Öner Yağcı

Kitap özgürleştirir

02 Kasım 2019 Cumartesi

Özgür, eşitlikçi, sömürüsüz bir toplum olma savaşımı yüzyıllardır sürüyor.

Kitap, bu savaşımın önemli bir parçası.

Kitap alım gücüne göre pahalı. Kâğıt sıkıntısı, KDV sorunu olduğu doğru. Dağıtım sorunları var. Tanıtımında nesnelliğin yerini başka kaygılar alıyor.

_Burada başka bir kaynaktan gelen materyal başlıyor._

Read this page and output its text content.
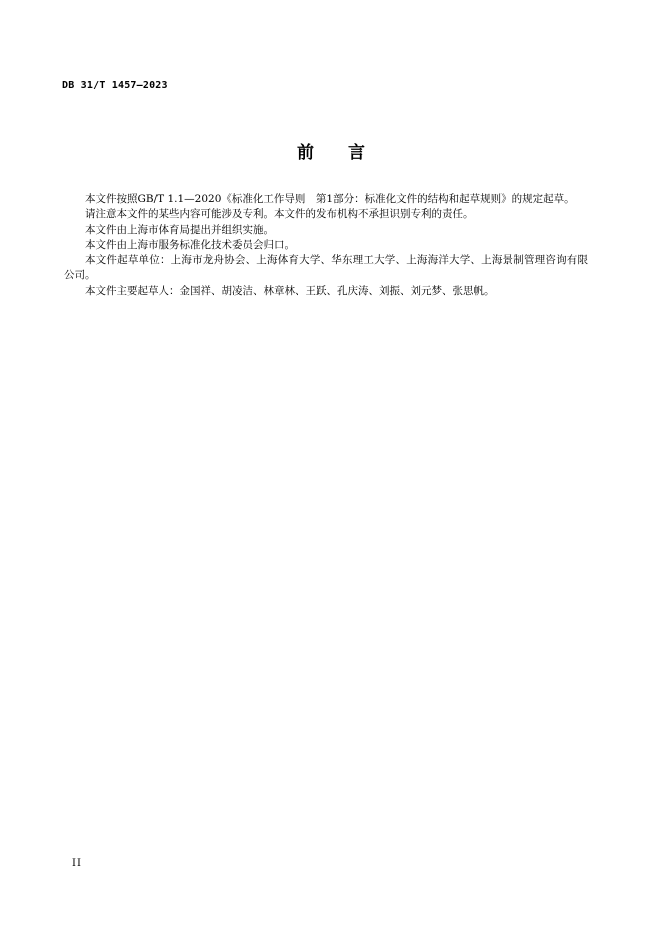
DB 31/T 1457—2023
前言

本文件按照GB/T 1.1—2020《标准化工作导则　第1部分：标准化文件的结构和起草规则》的规定起草。

请注意本文件的某些内容可能涉及专利。本文件的发布机构不承担识别专利的责任。

本文件由上海市体育局提出并组织实施。

本文件由上海市服务标准化技术委员会归口。

本文件起草单位：上海市龙舟协会、上海体育大学、华东理工大学、上海海洋大学、上海景制管理咨询有限公司。

本文件主要起草人：金国祥、胡凌洁、林章林、王跃、孔庆涛、刘振、刘元梦、张思帆。

II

Sistemin değerleriyle televizyon, bilgisayar, internet gibi iletişim araçlarının kitabın yerine konulması ve alanı yönlendirmesinin de payı var elbette.

Ama ülkemizde kitabın niçin az okunduğu sorusunun asıl karşılığı, düşünen insana düşman karanlığın düşüncenin tutanakçısı kitaba saldırmasında ve eğitim düzeninde aranmalıdır.

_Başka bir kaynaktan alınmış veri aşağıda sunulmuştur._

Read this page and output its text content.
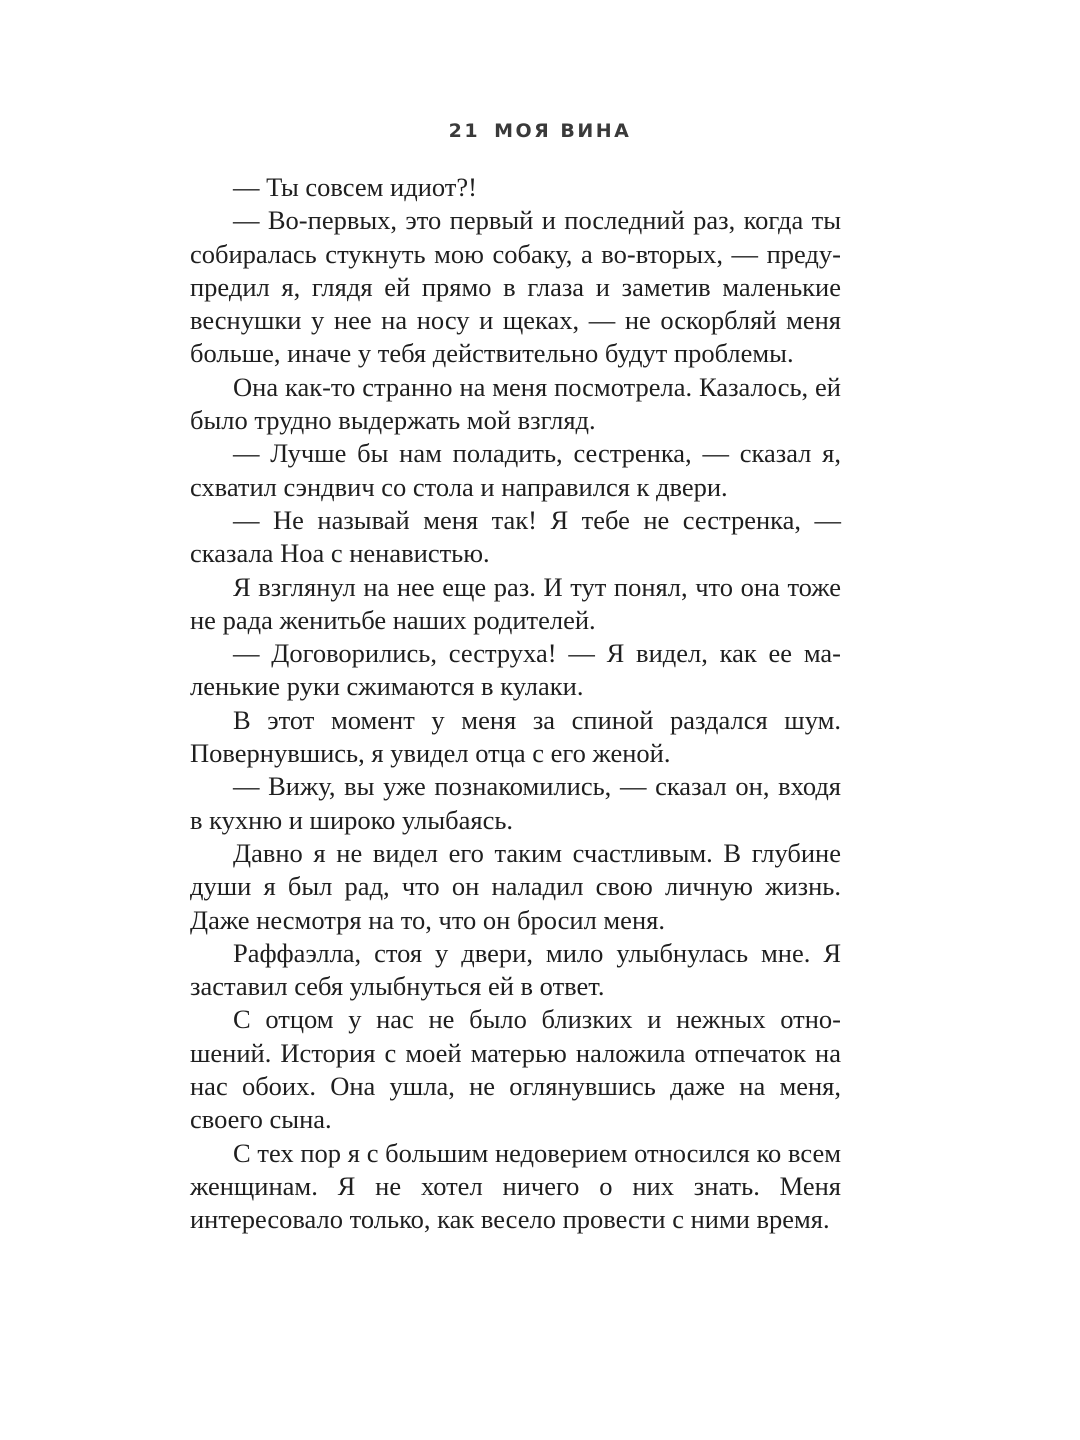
21 МОЯ ВИНА

— Ты совсем идиот?!

— Во-первых, это первый и последний раз, когда ты собиралась стукнуть мою собаку, а во-вторых, — предупредил я, глядя ей прямо в глаза и заметив маленькие веснушки у нее на носу и щеках, — не оскорбляй меня больше, иначе у тебя действительно будут проблемы.

Она как-то странно на меня посмотрела. Казалось, ей было трудно выдержать мой взгляд.

— Лучше бы нам поладить, сестренка, — сказал я, схватил сэндвич со стола и направился к двери.

— Не называй меня так! Я тебе не сестренка, — сказала Ноа с ненавистью.

Я взглянул на нее еще раз. И тут понял, что она тоже не рада женитьбе наших родителей.

— Договорились, сеструха! — Я видел, как ее маленькие руки сжимаются в кулаки.

В этот момент у меня за спиной раздался шум. Повернувшись, я увидел отца с его женой.

— Вижу, вы уже познакомились, — сказал он, входя в кухню и широко улыбаясь.

Давно я не видел его таким счастливым. В глубине души я был рад, что он наладил свою личную жизнь. Даже несмотря на то, что он бросил меня.

Раффаэлла, стоя у двери, мило улыбнулась мне. Я заставил себя улыбнуться ей в ответ.

С отцом у нас не было близких и нежных отношений. История с моей матерью наложила отпечаток на нас обоих. Она ушла, не оглянувшись даже на меня, своего сына.

С тех пор я с большим недоверием относился ко всем женщинам. Я не хотел ничего о них знать. Меня интересовало только, как весело провести с ними время.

Uygarlığın ölçütlerinden biri olan kitap-insan ilişkisinde belirleyici olan, düzenin sürdürülmesi için izlenen eğitim politikalarıdır.

Okuma-yazma oranının yüzde 10’ların altında olduğu Osmanlı düzeninde kitap okumak bir lüks, bir ayrıcalıktı. Cumhuriyetin çağdaşlık arayışını içeren eğitim politikasıyla okuryazar oranının yükseltilmesi ve okumaya yönlendirmesiyle müthiş bir artış sağlanmıştı. Tercüme Bürosu, Köy Enstitüleri, Halkevleri gibi kurumların etkisi günümüzde bile görülmektedir.

Eğitim ve kitap

Bir toplumda kitabın az okunmasının, bir toplumda kitap okumanın bir gereksinme, yaşama biçiminin bir parçası haline gelmemesinin birinci sorumlusu, genç kuşakları bu bilinçle, duyarlılıkla yetiştirmeyen eğitim sistemidir.

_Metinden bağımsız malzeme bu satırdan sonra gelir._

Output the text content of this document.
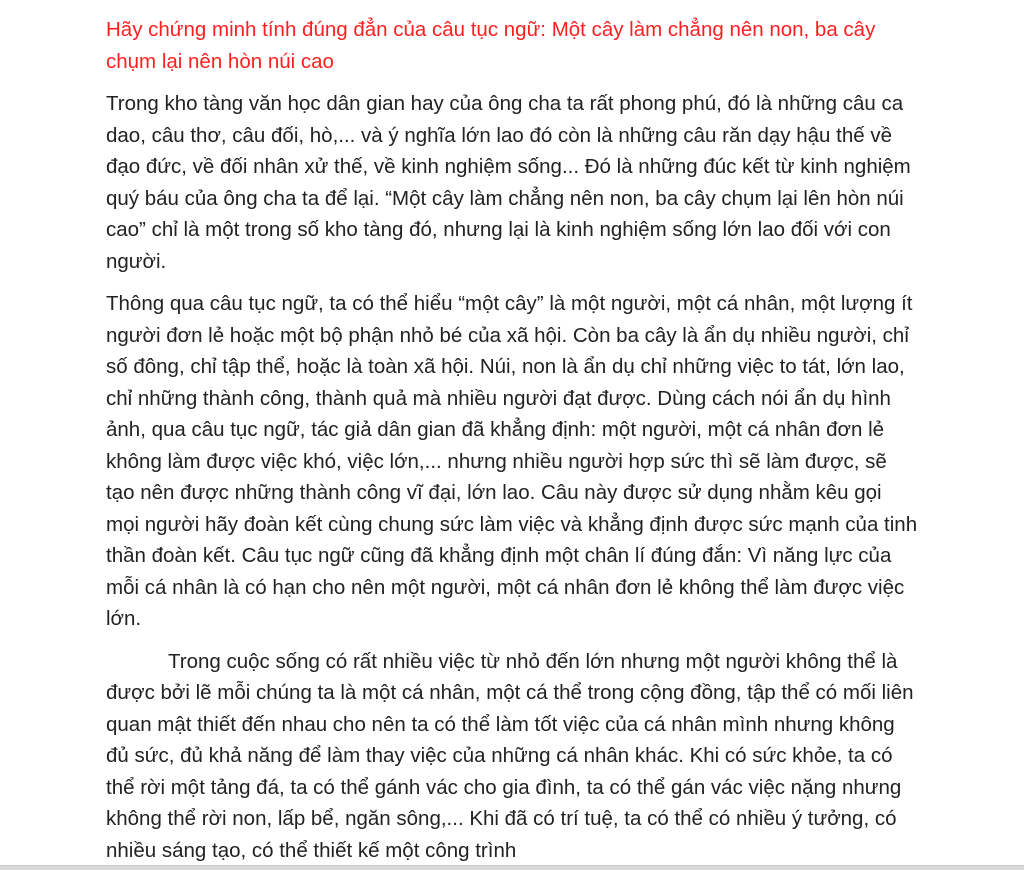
Hãy chứng minh tính đúng đẳn của câu tục ngữ: Một cây làm chẳng nên non, ba cây chụm lại nên hòn núi cao

Trong kho tàng văn học dân gian hay của ông cha ta rất phong phú, đó là những câu ca dao, câu thơ, câu đối, hò,... và ý nghĩa lớn lao đó còn là những câu răn dạy hậu thế về đạo đức, về đối nhân xử thế, về kinh nghiệm sống... Đó là những đúc kết từ kinh nghiệm quý báu của ông cha ta để lại. “Một cây làm chẳng nên non, ba cây chụm lại lên hòn núi cao” chỉ là một trong số kho tàng đó, nhưng lại là kinh nghiệm sống lớn lao đối với con người.

Thông qua câu tục ngữ, ta có thể hiểu “một cây” là một người, một cá nhân, một lượng ít người đơn lẻ hoặc một bộ phận nhỏ bé của xã hội. Còn ba cây là ẩn dụ nhiều người, chỉ số đông, chỉ tập thể, hoặc là toàn xã hội. Núi, non là ẩn dụ chỉ những việc to tát, lớn lao, chỉ những thành công, thành quả mà nhiều người đạt được. Dùng cách nói ẩn dụ hình ảnh, qua câu tục ngữ, tác giả dân gian đã khẳng định: một người, một cá nhân đơn lẻ không làm được việc khó, việc lớn,... nhưng nhiều người hợp sức thì sẽ làm được, sẽ tạo nên được những thành công vĩ đại, lớn lao. Câu này được sử dụng nhằm kêu gọi mọi người hãy đoàn kết cùng chung sức làm việc và khẳng định được sức mạnh của tinh thần đoàn kết. Câu tục ngữ cũng đã khẳng định một chân lí đúng đắn: Vì năng lực của mỗi cá nhân là có hạn cho nên một người, một cá nhân đơn lẻ không thể làm được việc lớn.

Trong cuộc sống có rất nhiều việc từ nhỏ đến lớn nhưng một người không thể là được bởi lẽ mỗi chúng ta là một cá nhân, một cá thể trong cộng đồng, tập thể có mối liên quan mật thiết đến nhau cho nên ta có thể làm tốt việc của cá nhân mình nhưng không đủ sức, đủ khả năng để làm thay việc của những cá nhân khác. Khi có sức khỏe, ta có thể rời một tảng đá, ta có thể gánh vác cho gia đình, ta có thể gán vác việc nặng nhưng không thể rời non, lấp bể, ngăn sông,... Khi đã có trí tuệ, ta có thể có nhiều ý tưởng, có nhiều sáng tạo, có thể thiết kế một công trình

Günümüzde kitabın az okunması, 1940’lı yılların sonlarından beri seçilen Yeni Düzen anlayışının ve eğitim politikasının 1980’li yıllarda Türk-İslam Sentezi, 1990’lardan sonra Ilımlı İslam ve Büyük Ortadoğu Projesi ideolojisi doğrultusunda sürdürülmesinin sonuçlarındandır.

Bugün uygulanan eğitim politikaları çağdışı, bağnaz kuşaklar yetiştirilmesini amaçlıyor.

Yıllardır milyonlarca öğrencinin imam hatip okullarında okumak zorunda bırakılması, devletin öğrenci yurtlarının ve öğretmenlerinin çoğunun bunlarda olması, binlerce Kuran kursunda milyonlarca kursiyerin varlığı, tarikatların eğitimde cirit atması bir gerçekliktir.

Bunların sonucu toplumda ahlakdışılığın artması; güvenin, saygının, sevginin yok olması; “emek” yerine “para”nın “en yüce değer” olduğu anlayışının yaygınlaşması; şiddetin, terörün, kaçakçılığın, uyuşturucuların çoğalması; bilgisizlik ve işsizliğin dinsel propaganda için ortam hazırlaması; fal, burç, hurafe, büyü, inanca sarılma ve bu duyguları sömüren dinci partilerin güçlenmesi kaçınılmazdır.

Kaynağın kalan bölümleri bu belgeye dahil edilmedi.